Bacteriophages, often referred to as “phages,” are viruses that infect and replicate in bacteria. Because they co-evolved with bacteria, they are optimized to kill them. As proof of their endurance, phages are the most common life form on earth, outnumbering bacteria 10 to one. In places like the former Soviet Union, phages have been used to treat bacterial infections for the past hundred years. Harmless to humans, they inject their DNA into bacteria and rapidly replicate, killing their hosts.
“Ever since the discovery of bacteriophages in the early 20th century, scientists have understood that, on the principle of the ‘enemy of my enemy is my friend,’ medical use could be made of phages to fight viruses,” Qimron explained.
Finding the right piece of the puzzle
Dr. Qimron and his colleagues set out to understand how all 56 proteins found in a particularly virulent phage called T7, which infects E. coli bacteria, contribute to its functioning. They discovered that one of the proteins, called 0.4, impedes cell division in E. coli, causing the cells of the bacteria to die. The protein is common to many bacteria and a similar process occurs in all bacteria, so the finding may have wide application.

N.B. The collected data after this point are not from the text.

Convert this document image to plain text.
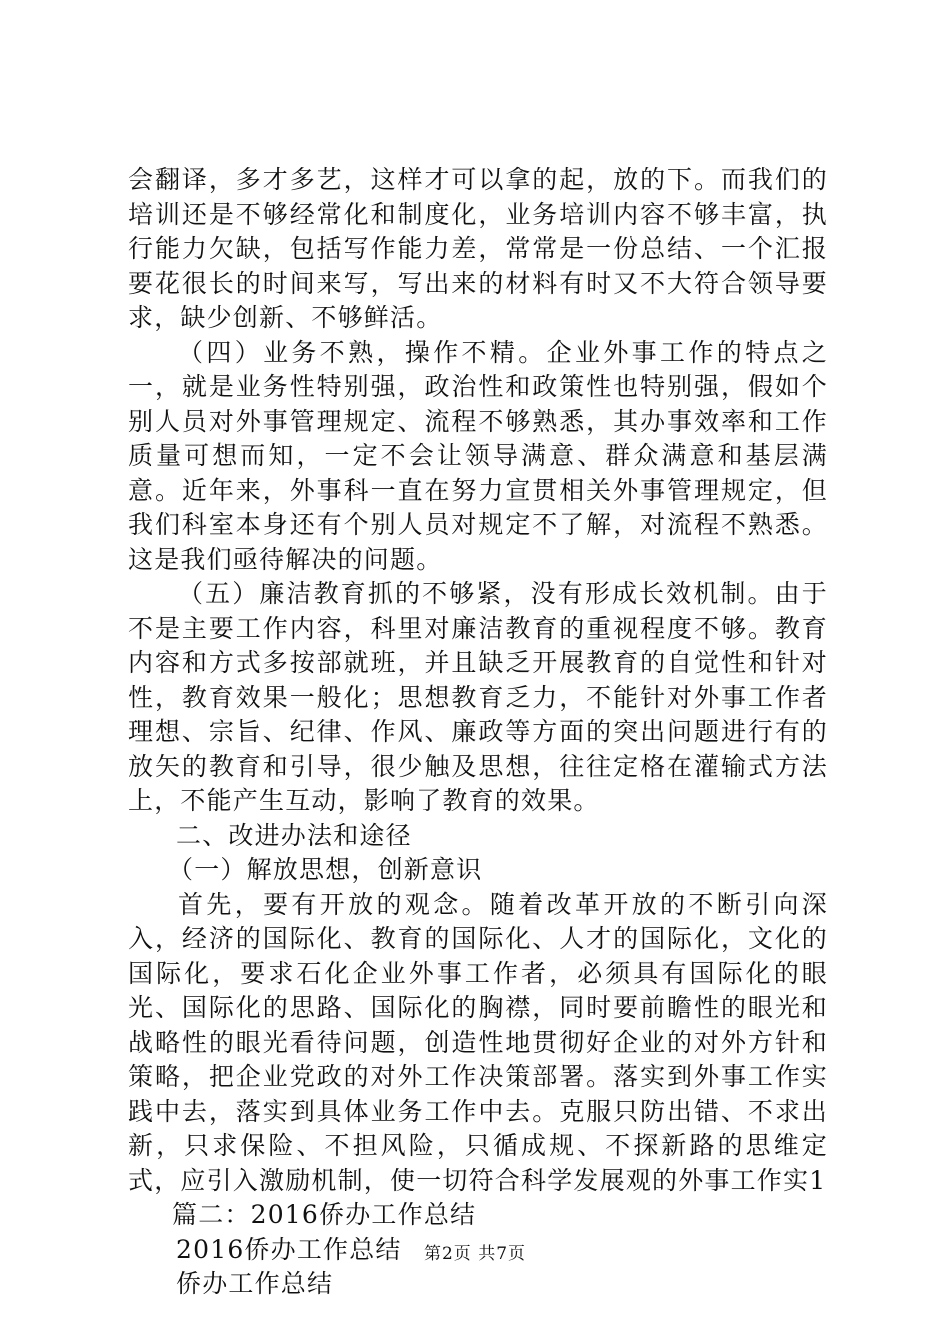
会翻译，多才多艺，这样才可以拿的起，放的下。而我们的培训还是不够经常化和制度化，业务培训内容不够丰富，执行能力欠缺，包括写作能力差，常常是一份总结、一个汇报要花很长的时间来写，写出来的材料有时又不大符合领导要求，缺少创新、不够鲜活。

（四）业务不熟，操作不精。企业外事工作的特点之一，就是业务性特别强，政治性和政策性也特别强，假如个别人员对外事管理规定、流程不够熟悉，其办事效率和工作质量可想而知，一定不会让领导满意、群众满意和基层满意。近年来，外事科一直在努力宣贯相关外事管理规定，但我们科室本身还有个别人员对规定不了解，对流程不熟悉。这是我们亟待解决的问题。

（五）廉洁教育抓的不够紧，没有形成长效机制。由于不是主要工作内容，科里对廉洁教育的重视程度不够。教育内容和方式多按部就班，并且缺乏开展教育的自觉性和针对性，教育效果一般化；思想教育乏力，不能针对外事工作者理想、宗旨、纪律、作风、廉政等方面的突出问题进行有的放矢的教育和引导，很少触及思想，往往定格在灌输式方法上，不能产生互动，影响了教育的效果。

二、改进办法和途径

（一）解放思想，创新意识

首先，要有开放的观念。随着改革开放的不断引向深入，经济的国际化、教育的国际化、人才的国际化，文化的国际化，要求石化企业外事工作者，必须具有国际化的眼光、国际化的思路、国际化的胸襟，同时要前瞻性的眼光和战略性的眼光看待问题，创造性地贯彻好企业的对外方针和策略，把企业党政的对外工作决策部署。落实到外事工作实践中去，落实到具体业务工作中去。克服只防出错、不求出新，只求保险、不担风险，只循成规、不探新路的思维定式，应引入激励机制，使一切符合科学发展观的外事工作实1

篇二：2016侨办工作总结

2016侨办工作总结

侨办工作总结

第2页 共7页
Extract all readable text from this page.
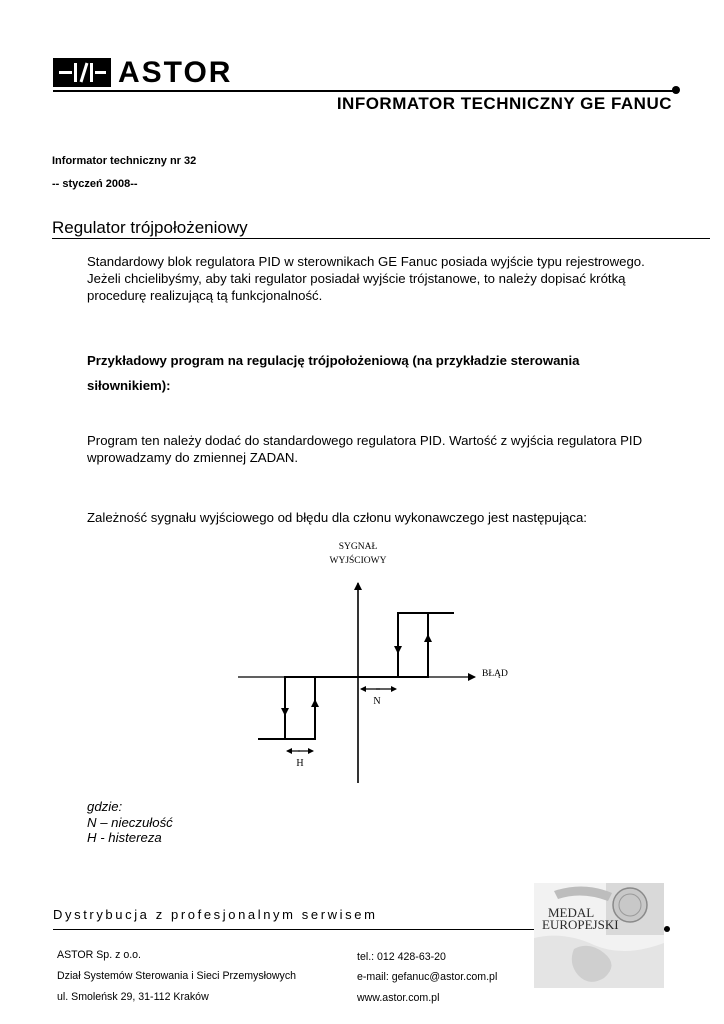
ASTOR
INFORMATOR TECHNICZNY GE FANUC
Informator techniczny nr 32
-- styczeń 2008--
Regulator trójpołożeniowy
Standardowy blok regulatora PID w sterownikach GE Fanuc posiada wyjście typu rejestrowego.
Jeżeli chcielibyśmy, aby taki regulator posiadał wyjście trójstanowe, to należy dopisać krótką
procedurę realizującą tą funkcjonalność.
Przykładowy program na regulację trójpołożeniową (na przykładzie sterowania
siłownikiem):
Program ten należy dodać do standardowego regulatora PID. Wartość z wyjścia regulatora PID
wprowadzamy do zmiennej ZADAN.
Zależność sygnału wyjściowego od błędu dla członu wykonawczego jest następująca:
SYGNAŁ
WYJŚCIOWY
BŁĄD
N
H
gdzie:
N – nieczułość
H - histereza
Dystrybucja z profesjonalnym serwisem
ASTOR Sp. z o.o.
Dział Systemów Sterowania i Sieci Przemysłowych
ul. Smoleńsk 29, 31-112 Kraków
tel.: 012 428-63-20
e-mail: gefanuc@astor.com.pl
www.astor.com.pl
MEDAL
EUROPEJSKI
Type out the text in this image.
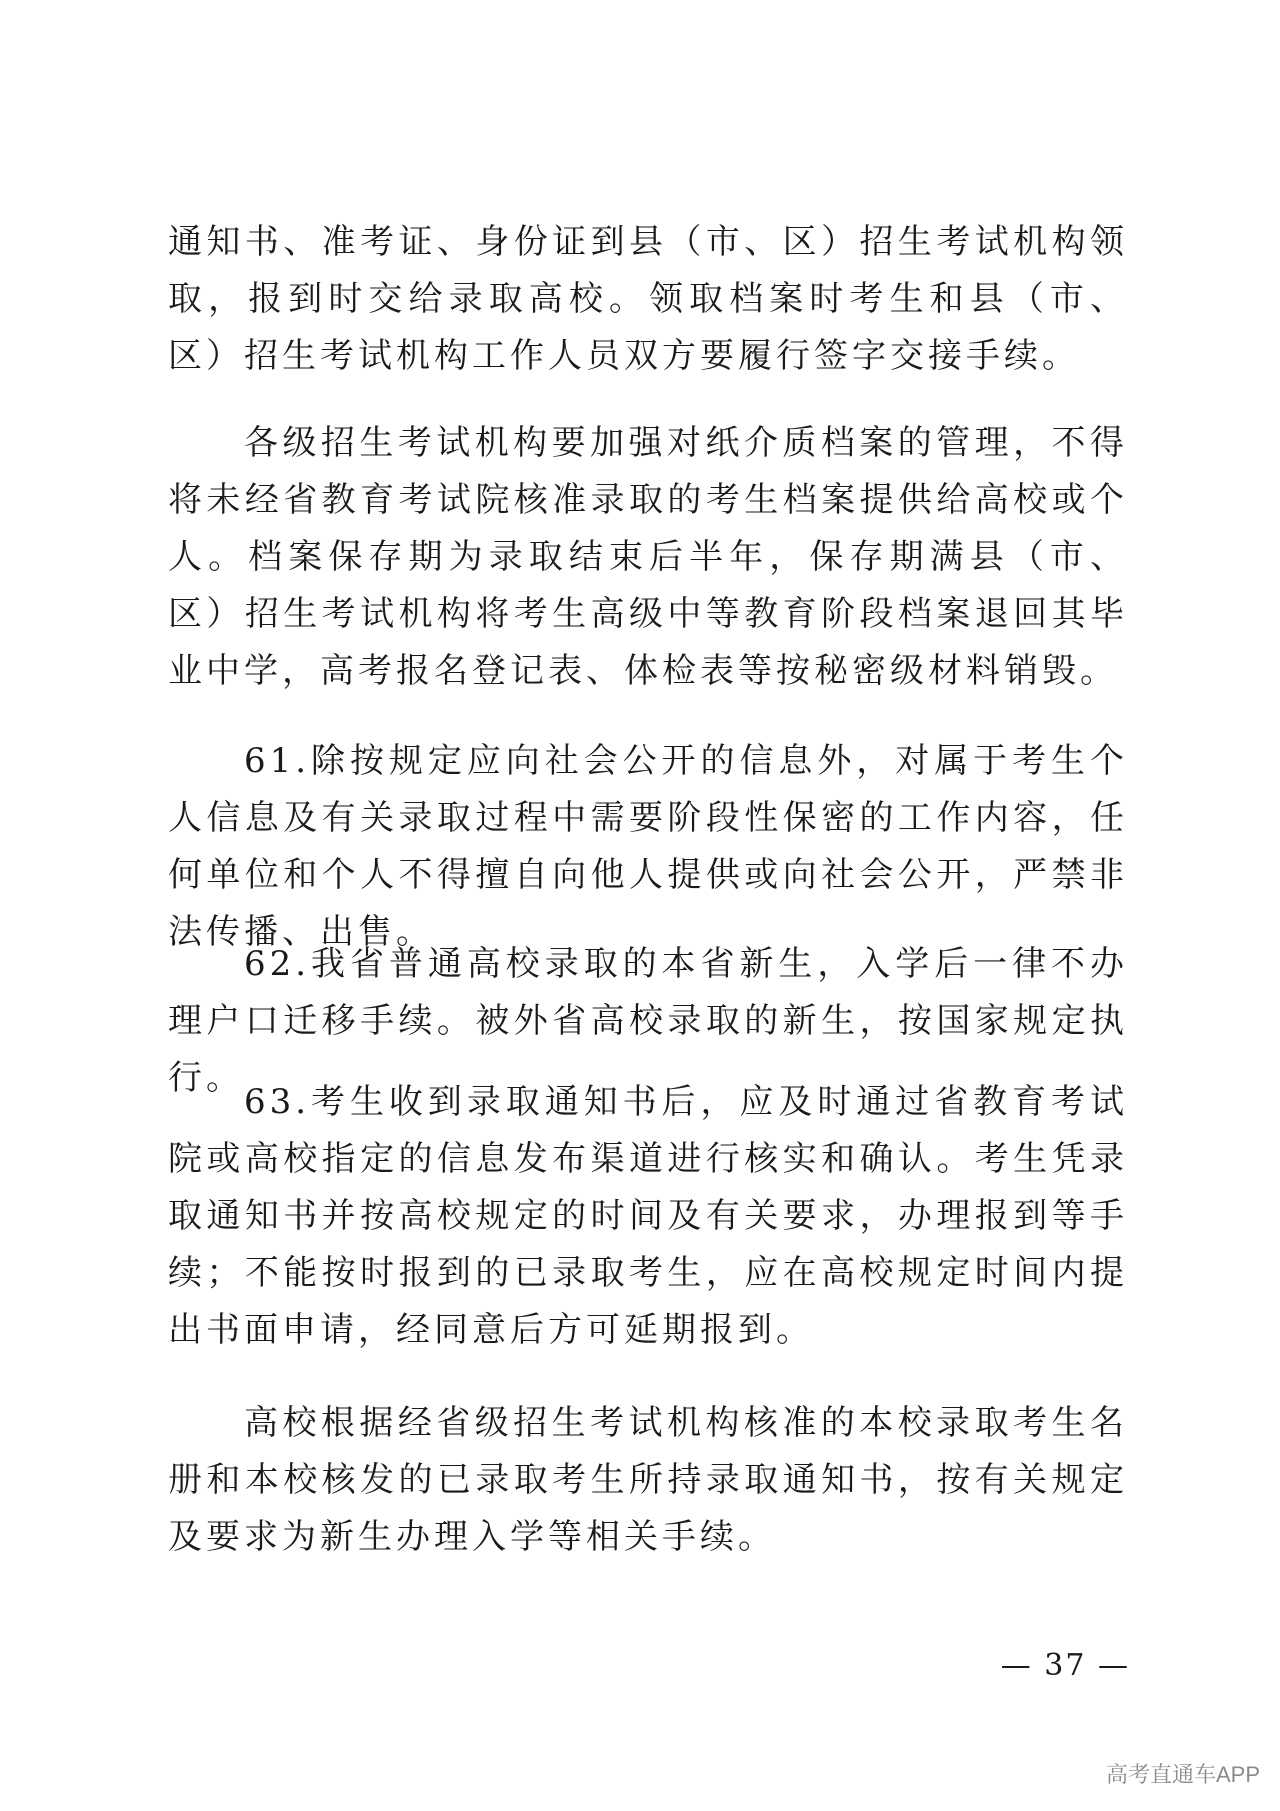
通知书、准考证、身份证到县（市、区）招生考试机构领取，报到时交给录取高校。领取档案时考生和县（市、区）招生考试机构工作人员双方要履行签字交接手续。

各级招生考试机构要加强对纸介质档案的管理，不得将未经省教育考试院核准录取的考生档案提供给高校或个人。档案保存期为录取结束后半年，保存期满县（市、区）招生考试机构将考生高级中等教育阶段档案退回其毕业中学，高考报名登记表、体检表等按秘密级材料销毁。

61.除按规定应向社会公开的信息外，对属于考生个人信息及有关录取过程中需要阶段性保密的工作内容，任何单位和个人不得擅自向他人提供或向社会公开，严禁非法传播、出售。

62.我省普通高校录取的本省新生，入学后一律不办理户口迁移手续。被外省高校录取的新生，按国家规定执行。

63.考生收到录取通知书后，应及时通过省教育考试院或高校指定的信息发布渠道进行核实和确认。考生凭录取通知书并按高校规定的时间及有关要求，办理报到等手续；不能按时报到的已录取考生，应在高校规定时间内提出书面申请，经同意后方可延期报到。

高校根据经省级招生考试机构核准的本校录取考生名册和本校核发的已录取考生所持录取通知书，按有关规定及要求为新生办理入学等相关手续。

— 37 —
高考直通车APP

No bacteriophage preparation has been approved in Western medicine for treating systemic bacterial infections. One reason is their inability to penetrate body tissues effectively. They are filtered effectively from the bloodstream by the spleen and liver, and occasionally neutralized by antibodies. But the 0.4 protein is much smaller than a whole phage, and so should be able to penetrate tissue better, getting to the bacteria to do its deadly work.
The major challenge for pharmaceutical companies will be figuring out exactly how to deliver the protein as a drug, said Qimron. In the meantime, he continues to hunt for other proteins that kill bacteria.
Doctor Ido Yosef, Ruth Kiro, and Shahar Molshanski-Mor of TAU’s Sackler Faculty of Medicine and Doctor Sara Milam and Professor Harold Erickson of Duke University contributed to the research, published in the Proceedings of the National Academy of Sciences.